I got him down and smuggled him into our barn, and he stayed there until it was dark and the Strong girls had gone home. Emmeline began to rage at Prissy the moment they were outside my door.

Then Stephen came in and we talked things over. He and Prissy had made good use of their time, short as it had been. Prissy had promised to marry him, and all that remained was to get the ceremony performed.

“And that will be no easy matter,” I warned him. “Now that Emmeline’s suspicions are aroused she’ll never let Prissy out of her sight until you’re married to another woman, if it’s years. I know Emmeline Strong. And I know Prissy. If it was any other girl in the world she’d run away, or manage it somehow, but Prissy never will. She’s too much in the habit of obeying Emmeline. You’ll have an obedient wife, Stephen—if you ever get her.”

Stephen looked as if he thought that wouldn’t be any drawback. Gossip said that Althea had been pretty bossy. I don’t know. Maybe it was so.

“Can’t you suggest something, Rosanna?” he implored. “You’ve helped us so far, and I’ll never forget it.”

“The only thing I can think of is for you to have the license ready, and speak to Mr. Leonard, and keep an eye on our ventilator,” I said. “I’ll watch here and signal whenever there’s an opening.”

Well, I watched and Stephen watched, and Mr. Leonard was in the plot, too. Prissy was always a favourite of his, and he would have been more than human, saint as he is, if he’d had any love for Emmeline, after the way she was always trying to brew up strife in the church.

But Emmeline was a match for us all. She never let Prissy out of her sight. Everywhere she went she toted Prissy, too. When a month had gone by, I was almost in despair. Mr. Leonard had to leave for the Assembly in another week and Stephen’s neighbours were beginning to talk about him. They said that a man who spent all his time hanging around the yard with a spyglass, and trusting everything to a hired boy, couldn’t be altogether right in his mind.

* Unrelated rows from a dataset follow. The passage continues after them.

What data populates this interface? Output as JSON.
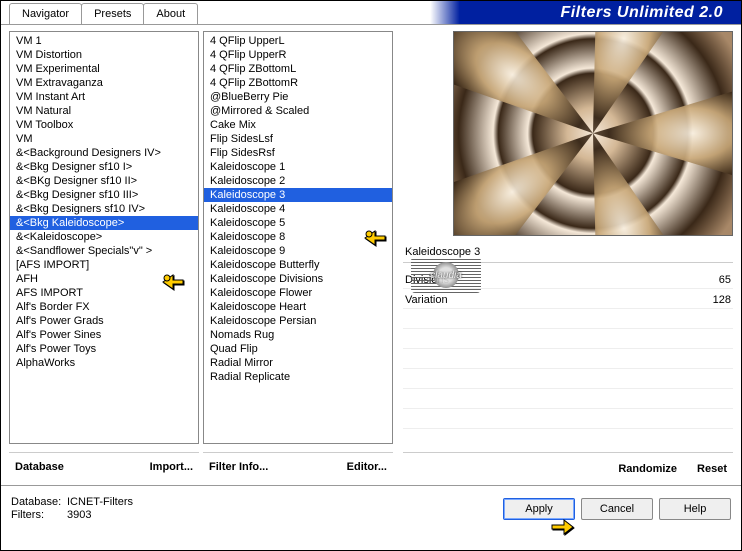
{
  "app": {
    "title": "Filters Unlimited 2.0"
  },
  "tabs": [
    "Navigator",
    "Presets",
    "About"
  ],
  "activeTab": 0,
  "categories": [
    "VM 1",
    "VM Distortion",
    "VM Experimental",
    "VM Extravaganza",
    "VM Instant Art",
    "VM Natural",
    "VM Toolbox",
    "VM",
    "&<Background Designers IV>",
    "&<Bkg Designer sf10 I>",
    "&<BKg Designer sf10 II>",
    "&<Bkg Designer sf10 III>",
    "&<Bkg Designers sf10 IV>",
    "&<Bkg Kaleidoscope>",
    "&<Kaleidoscope>",
    "&<Sandflower Specials\"v\" >",
    "[AFS IMPORT]",
    "AFH",
    "AFS IMPORT",
    "Alf's Border FX",
    "Alf's Power Grads",
    "Alf's Power Sines",
    "Alf's Power Toys",
    "AlphaWorks"
  ],
  "selectedCategoryIndex": 13,
  "filters": [
    "4 QFlip UpperL",
    "4 QFlip UpperR",
    "4 QFlip ZBottomL",
    "4 QFlip ZBottomR",
    "@BlueBerry Pie",
    "@Mirrored & Scaled",
    "Cake Mix",
    "Flip SidesLsf",
    "Flip SidesRsf",
    "Kaleidoscope 1",
    "Kaleidoscope 2",
    "Kaleidoscope 3",
    "Kaleidoscope 4",
    "Kaleidoscope 5",
    "Kaleidoscope 8",
    "Kaleidoscope 9",
    "Kaleidoscope Butterfly",
    "Kaleidoscope Divisions",
    "Kaleidoscope Flower",
    "Kaleidoscope Heart",
    "Kaleidoscope Persian",
    "Nomads Rug",
    "Quad Flip",
    "Radial Mirror",
    "Radial Replicate"
  ],
  "selectedFilterIndex": 11,
  "currentFilterLabel": "Kaleidoscope 3",
  "params": [
    {
      "name": "Divisions",
      "value": "65"
    },
    {
      "name": "Variation",
      "value": "128"
    }
  ],
  "emptyParamRows": 6,
  "buttons": {
    "database": "Database",
    "import": "Import...",
    "filterInfo": "Filter Info...",
    "editor": "Editor...",
    "randomize": "Randomize",
    "reset": "Reset",
    "apply": "Apply",
    "cancel": "Cancel",
    "help": "Help"
  },
  "status": {
    "dbLabel": "Database:",
    "dbValue": "ICNET-Filters",
    "filtersLabel": "Filters:",
    "filtersValue": "3903"
  },
  "watermark": "claudia"
}
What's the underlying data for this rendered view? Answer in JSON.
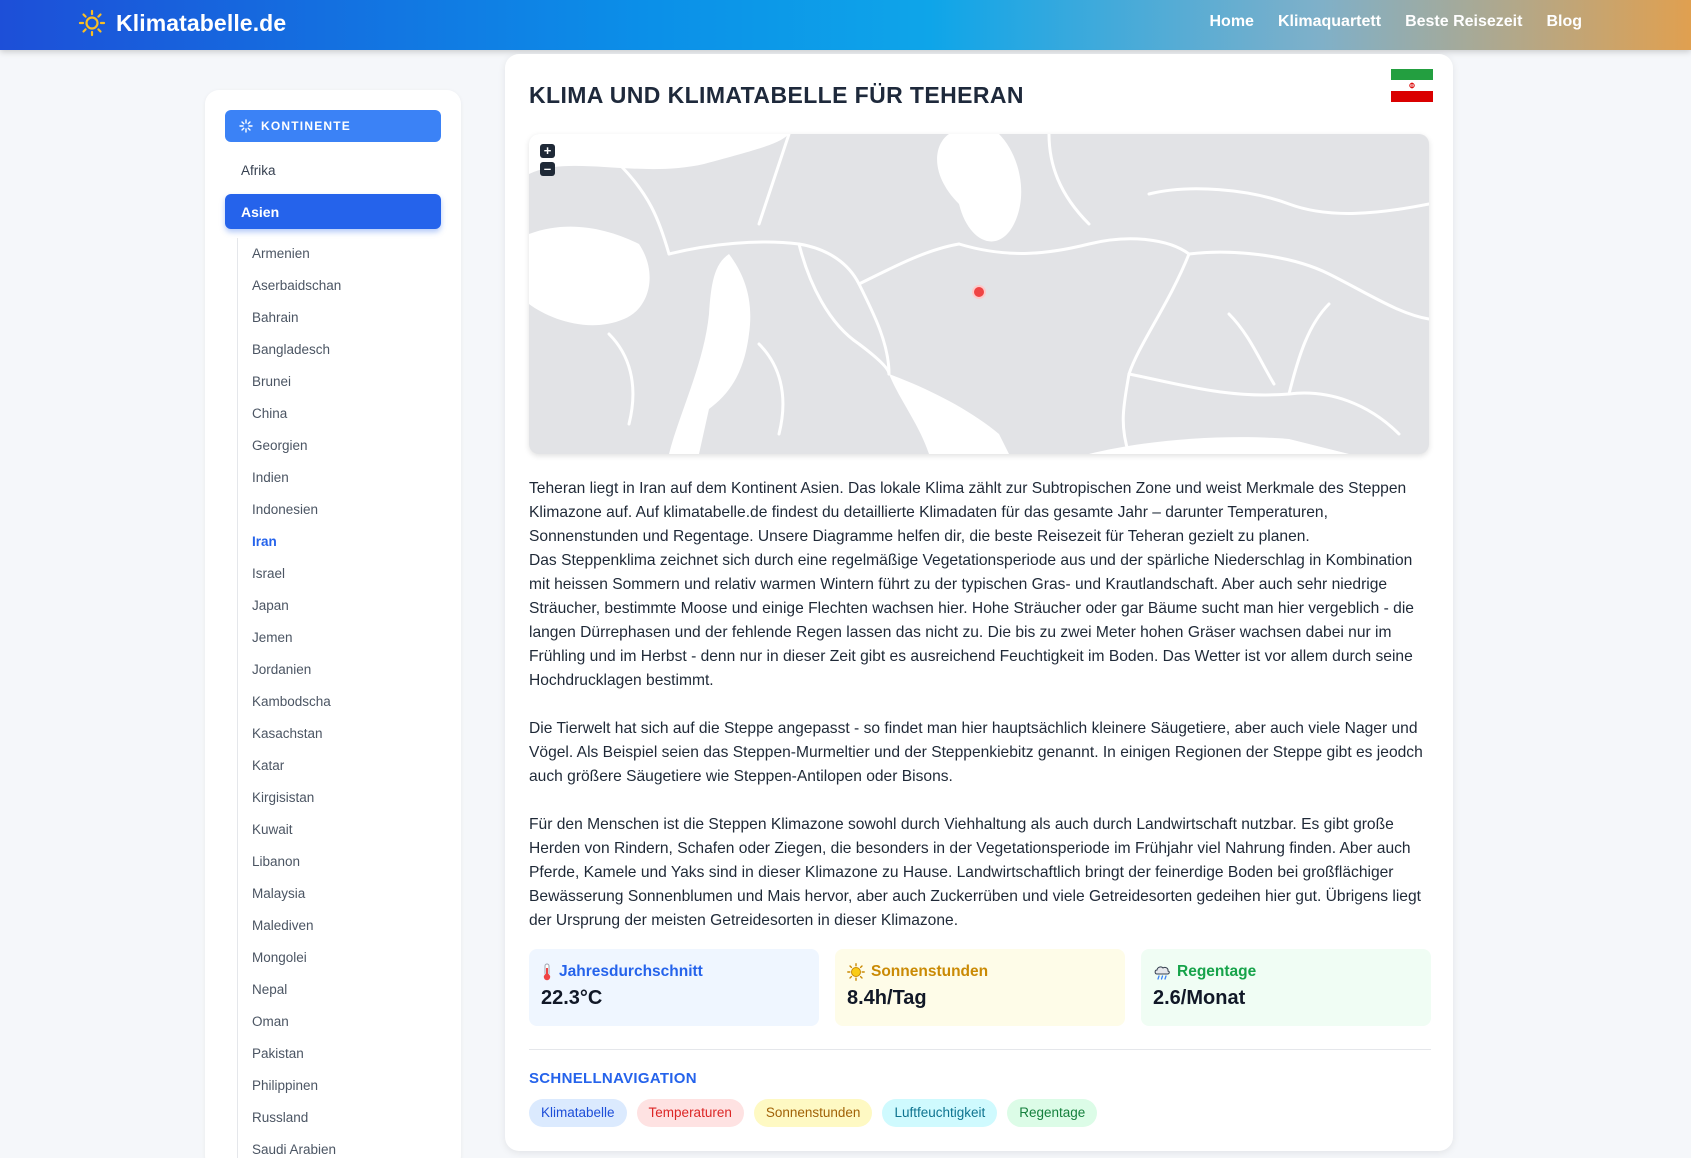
{
  "header": {
    "brand": "Klimatabelle.de",
    "brand_icon": "sun-icon",
    "nav": [
      "Home",
      "Klimaquartett",
      "Beste Reisezeit",
      "Blog"
    ]
  },
  "sidebar": {
    "continents_label": "Kontinente",
    "continents_icon": "sparkle-icon",
    "continents": [
      "Afrika",
      "Asien"
    ],
    "active_continent": "Asien",
    "countries": [
      "Armenien",
      "Aserbaidschan",
      "Bahrain",
      "Bangladesch",
      "Brunei",
      "China",
      "Georgien",
      "Indien",
      "Indonesien",
      "Iran",
      "Israel",
      "Japan",
      "Jemen",
      "Jordanien",
      "Kambodscha",
      "Kasachstan",
      "Katar",
      "Kirgisistan",
      "Kuwait",
      "Libanon",
      "Malaysia",
      "Malediven",
      "Mongolei",
      "Nepal",
      "Oman",
      "Pakistan",
      "Philippinen",
      "Russland",
      "Saudi Arabien"
    ],
    "active_country": "Iran"
  },
  "main": {
    "title": "Klima und Klimatabelle für Teheran",
    "flag": "iran-flag-icon",
    "map": {
      "zoom_in": "+",
      "zoom_out": "–",
      "marker": "location-marker-icon"
    },
    "paragraphs": [
      "Teheran liegt in Iran auf dem Kontinent Asien. Das lokale Klima zählt zur Subtropischen Zone und weist Merkmale des Steppen Klimazone auf. Auf klimatabelle.de findest du detaillierte Klimadaten für das gesamte Jahr – darunter Temperaturen, Sonnenstunden und Regentage. Unsere Diagramme helfen dir, die beste Reisezeit für Teheran gezielt zu planen.",
      "Das Steppenklima zeichnet sich durch eine regelmäßige Vegetationsperiode aus und der spärliche Niederschlag in Kombination mit heissen Sommern und relativ warmen Wintern führt zu der typischen Gras- und Krautlandschaft. Aber auch sehr niedrige Sträucher, bestimmte Moose und einige Flechten wachsen hier. Hohe Sträucher oder gar Bäume sucht man hier vergeblich - die langen Dürrephasen und der fehlende Regen lassen das nicht zu. Die bis zu zwei Meter hohen Gräser wachsen dabei nur im Frühling und im Herbst - denn nur in dieser Zeit gibt es ausreichend Feuchtigkeit im Boden. Das Wetter ist vor allem durch seine Hochdrucklagen bestimmt.",
      "Die Tierwelt hat sich auf die Steppe angepasst - so findet man hier hauptsächlich kleinere Säugetiere, aber auch viele Nager und Vögel. Als Beispiel seien das Steppen-Murmeltier und der Steppenkiebitz genannt. In einigen Regionen der Steppe gibt es jeodch auch größere Säugetiere wie Steppen-Antilopen oder Bisons.",
      "Für den Menschen ist die Steppen Klimazone sowohl durch Viehhaltung als auch durch Landwirtschaft nutzbar. Es gibt große Herden von Rindern, Schafen oder Ziegen, die besonders in der Vegetationsperiode im Frühjahr viel Nahrung finden. Aber auch Pferde, Kamele und Yaks sind in dieser Klimazone zu Hause. Landwirtschaftlich bringt der feinerdige Boden bei großflächiger Bewässerung Sonnenblumen und Mais hervor, aber auch Zuckerrüben und viele Getreidesorten gedeihen hier gut. Übrigens liegt der Ursprung der meisten Getreidesorten in dieser Klimazone."
    ],
    "stats": [
      {
        "label": "Jahresdurchschnitt",
        "value": "22.3°C",
        "icon": "thermometer-icon",
        "color": "#2563eb"
      },
      {
        "label": "Sonnenstunden",
        "value": "8.4h/Tag",
        "icon": "sun-icon",
        "color": "#ca8a04"
      },
      {
        "label": "Regentage",
        "value": "2.6/Monat",
        "icon": "rain-cloud-icon",
        "color": "#16a34a"
      }
    ],
    "quicknav_title": "Schnellnavigation",
    "quicknav": [
      "Klimatabelle",
      "Temperaturen",
      "Sonnenstunden",
      "Luftfeuchtigkeit",
      "Regentage"
    ]
  }
}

I could hardly believe my eyes when I saw Emmeline driving away one day alone. As soon as she was out of sight I whisked over, and Anne Shirley and Diana Barry went with me.

They were visiting me that afternoon. Diana’s mother was my second cousin, and, as we visited back and forth frequently, I’d often seen Diana. But I’d never seen her chum, Anne Shirley, although I’d heard enough about her to drive anyone frantic with curiosity. So when she came home from Redmond College that summer I asked Diana to take pity on me and bring her over some afternoon.